Harry Potter and the Cursed Child on 25 November broke the Broadway record for biggest gross earnings in a week with $2.4 million taken in. The record the play broke was also held by Cursed Child in June of this year ($2.3 million). The interview highlights below, though filmed while Rowling was in New York to highlight the last Crimes of Grindelwald trailer’s release, was only published yesterday. It is, for the most part, pablum. You can read the transcript of the interview highlights here.
Rowling was much more forthcoming in an interview she did with her Cursed Child collaborators last year. You can read the transcript of her September 2017 interview here.
Having only read the play, I’m not a fan of Cursed Child — it’s hard to accept, frankly, that it is a Potter story over which Rowling exercised more than veto power — except for the fact that it is bringing non-theater goers into Broadway and London theater seats. Potter Pundits I admire who have seen the play, though, have important things to say about it, much of it in admiration; four of them chatted with Katy McDaniel and me about the experience of Cursed Child on this ‘Reading, Writing, Rowling’ podcast.
I mortgaged a kidney to get tickets and plan to see it when I visit my family in New Jersey at Christmas. (I very much hope there isn’t a travel problem, as I fly out the day before). I understand that it is very different as a theatrical experience: that even people who have hated the playtext have loved the play. This does not surprise me, as I teach theatre, and try to impress on my students that even the best-written playtext is only the skeleton of a full “play” meant to be experienced in performance.
So far, my only worries about the text include:
1. I cannot believe that Cedric Diggory would have become a Death Eater under any circumstances.
2. Having a child is an entirely different type of “immortality.” In fact, arguably, to have a child is to understand that there will be someone who will go on after you die, and that it is your earthly job to nurture that person and then to pass on. It’s directly opposed to trying to live forever oneself. I can’t see Voldemort trying it, or even considering it. What if his child were to be a more powerful Dark Wizard than himself?
3. I really, really, really hope there is some kind of Wizard artificial insemination. Ugh.
“I can’t see Voldemort trying it, or even considering it. What if his child were to be a more powerful Dark Wizard than himself?”
This is a widely held and reasonable view…which can be harmonized with the text by positing that Delphi was conceived via horcrux, and is a Voldemort incarnation rather than offspring.
I have tickets in April! I am looking forward to it, even though I take issue, not so much with the script itself but the claim it is “canon.” The whole opening scene in Kings Cross is different from both the books and the movies.

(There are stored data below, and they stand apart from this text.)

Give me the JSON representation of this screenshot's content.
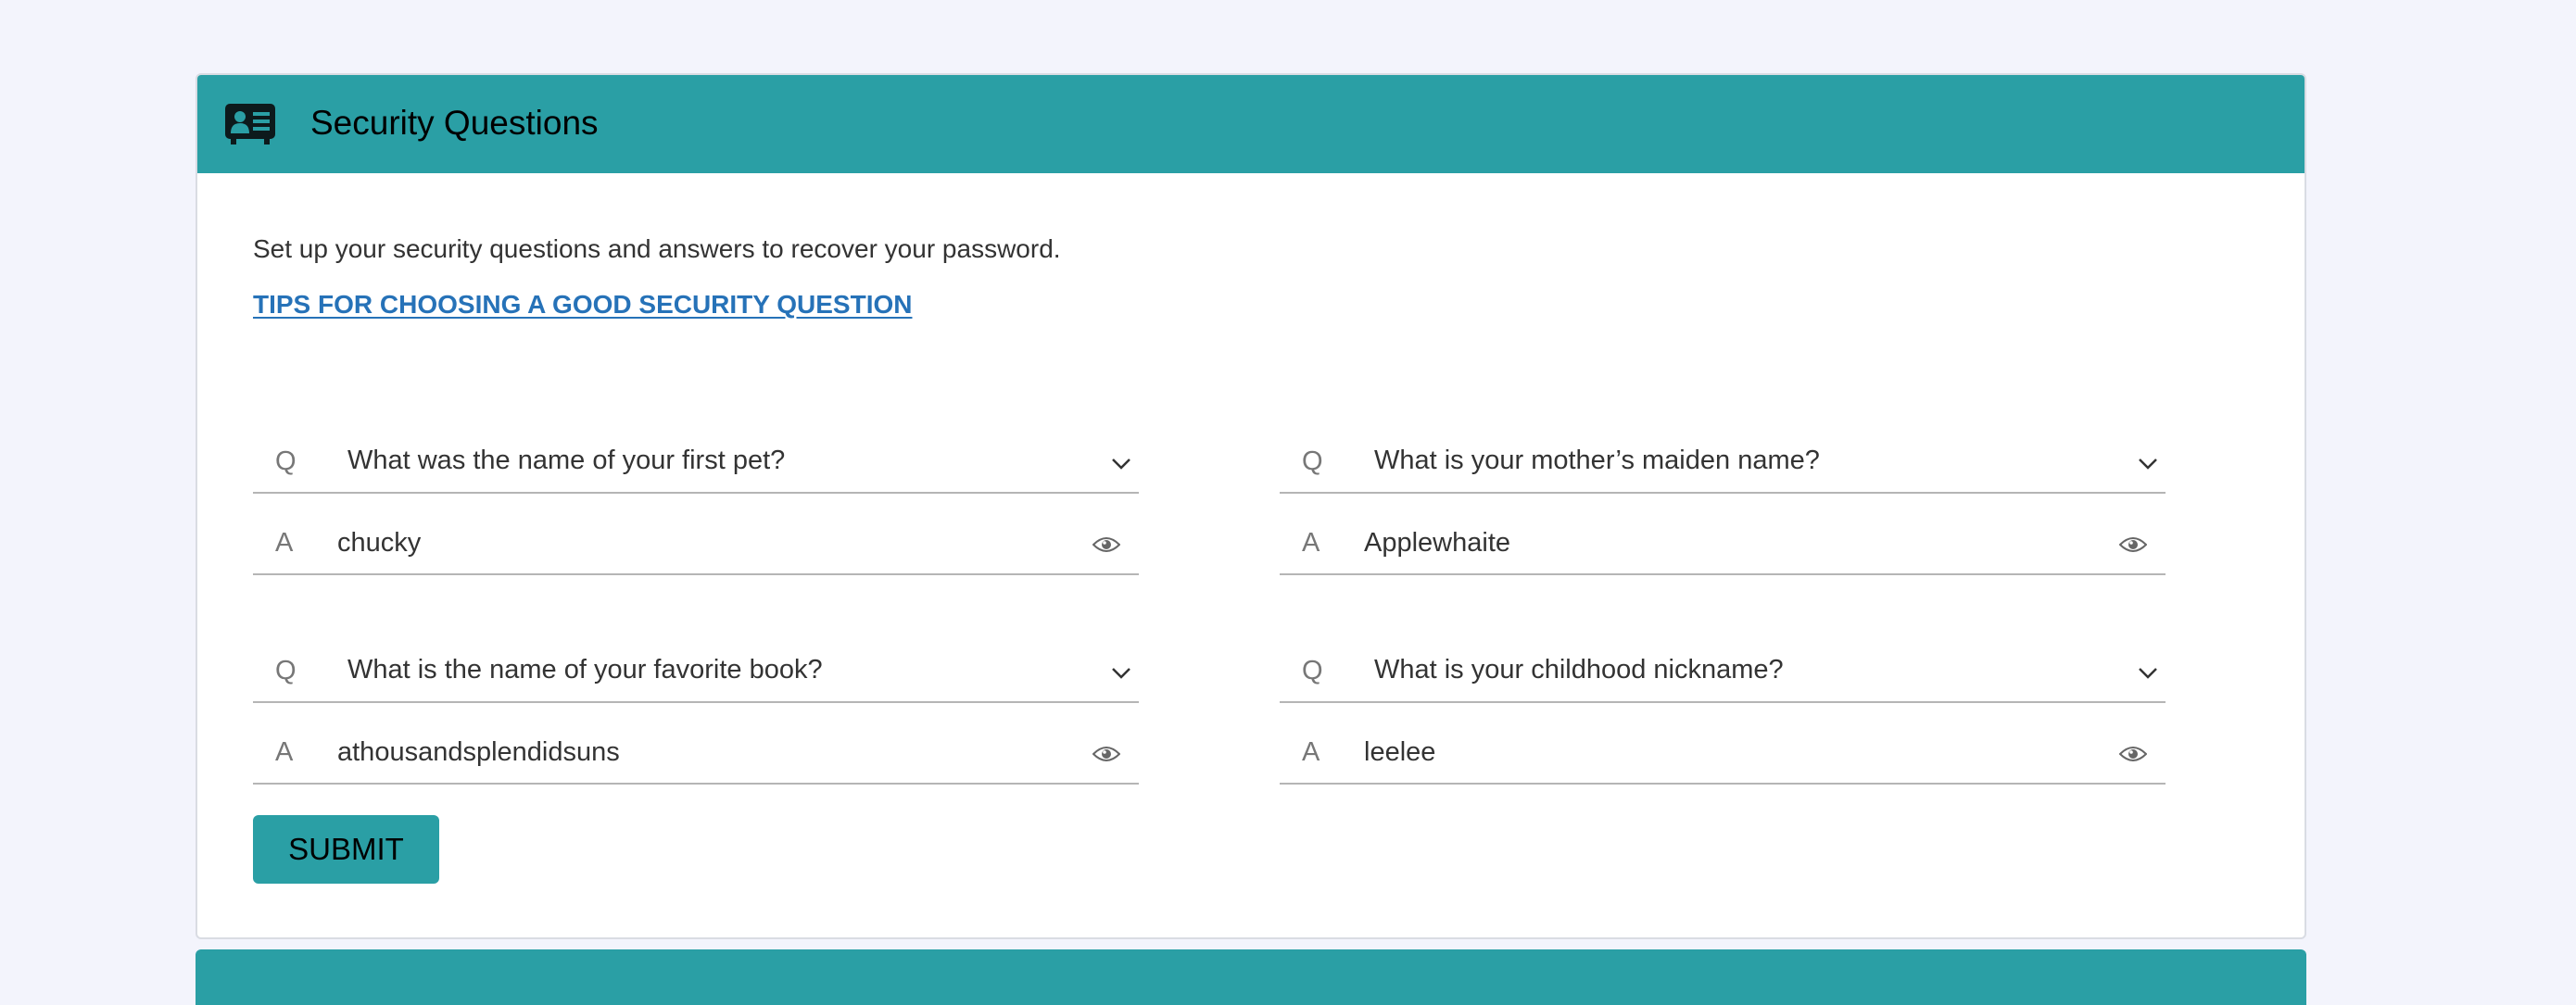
{
  "header": {
    "title": "Security Questions",
    "icon": "id-card-icon",
    "background_color": "#2a9fa5"
  },
  "intro_text": "Set up your security questions and answers to recover your password.",
  "tips_link": "TIPS FOR CHOOSING A GOOD SECURITY QUESTION",
  "labels": {
    "question_prefix": "Q",
    "answer_prefix": "A"
  },
  "questions": [
    {
      "question": "What was the name of your first pet?",
      "answer": "chucky"
    },
    {
      "question": "What is your mother’s maiden name?",
      "answer": "Applewhaite"
    },
    {
      "question": "What is the name of your favorite book?",
      "answer": "athousandsplendidsuns"
    },
    {
      "question": "What is your childhood nickname?",
      "answer": "leelee"
    }
  ],
  "submit_label": "SUBMIT",
  "colors": {
    "accent": "#2a9fa5",
    "link": "#2672b8",
    "page_background": "#f3f4fc"
  }
}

But, at least it gives us an explanation of why the Death Eaters kidnapped Florean Fortescue. Bellatrix was obviously craving pickles and ice cream,
Haha Louise!! I’m also seeing it soon – at the end of January! I have mixed feelings about it so far since my only exposure is the script and reviews/social media. I’ve heard experiencing it in a theater is pretty amazing. Some of the complaints people have is the way certain characters are portrayed – I’ve seen remarks such as “Harry would never…”. And in certain instances I beg to differ. I was also thinking about the beginning scene in Kings Cross and how it is different from the last chapter of DH. “All was well” is definitely not portrayed!!